Several things strike me about this most recent in the long and storied line of Yeah-Sure-I-Know-The-Day-And-The-Hour End-Times obsessives.

First, and this is likely because Camping has significant media penetration and resources, this whole May 21 thing seems to have become something of a social event, much more so than any "prophecy" I can ever remember.  It hums everywhere in the collective subconscious, and this goes well beyond the realm of churchy life and conversation.  End-Times Parties are planned.  Snarky Facebook pages are joined.   The web-connected world sees the fleets of snappily decorated Doom RVs, giggles, and tweets about it to their friends.

Second, I am as a Jesus person going to be doing some praying at six o'clock this Saturday.   This will be for one of two reasons.  Reason number one, which has a 0.00000000000000000000000314% chance of being true, involves a major Destruction-of-Krypton type earthquake event, during which the Bahais, the Quakers, a handful of Unitarians, and both remaining Jains turn into energy beings.

I'm pretty much up poop creek if that be the case.

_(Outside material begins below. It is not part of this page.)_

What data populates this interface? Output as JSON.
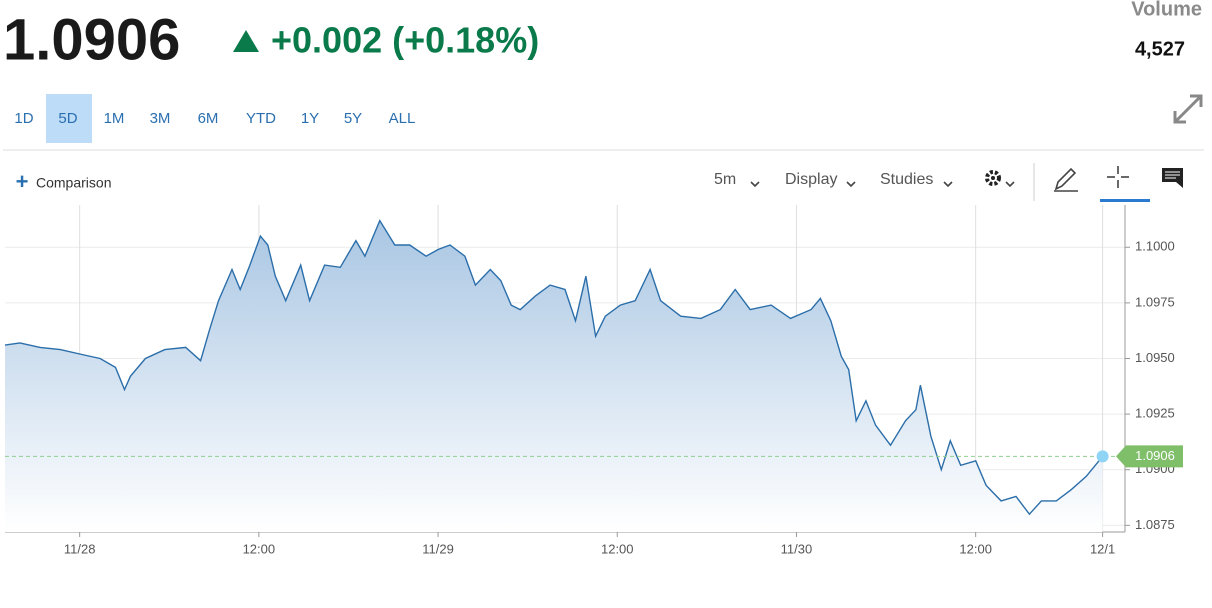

Reason number two, which is far more likely, is that Harold Camping and his followers will be facing a major existential crisis.  Camping is utterly wrong, about the Bible and many many other things, but he's not a charlatan or a monster.  I don't find it hard at all to feel compassion for him.  For those who follow him, this could be the thing that shakes them loose from faith not just in Camping's wackadoodle approach to the Bible, but also in the goodness of the Gospel proclaimed by Jesus Christ.

And that, well, that would be worse than the end of the world.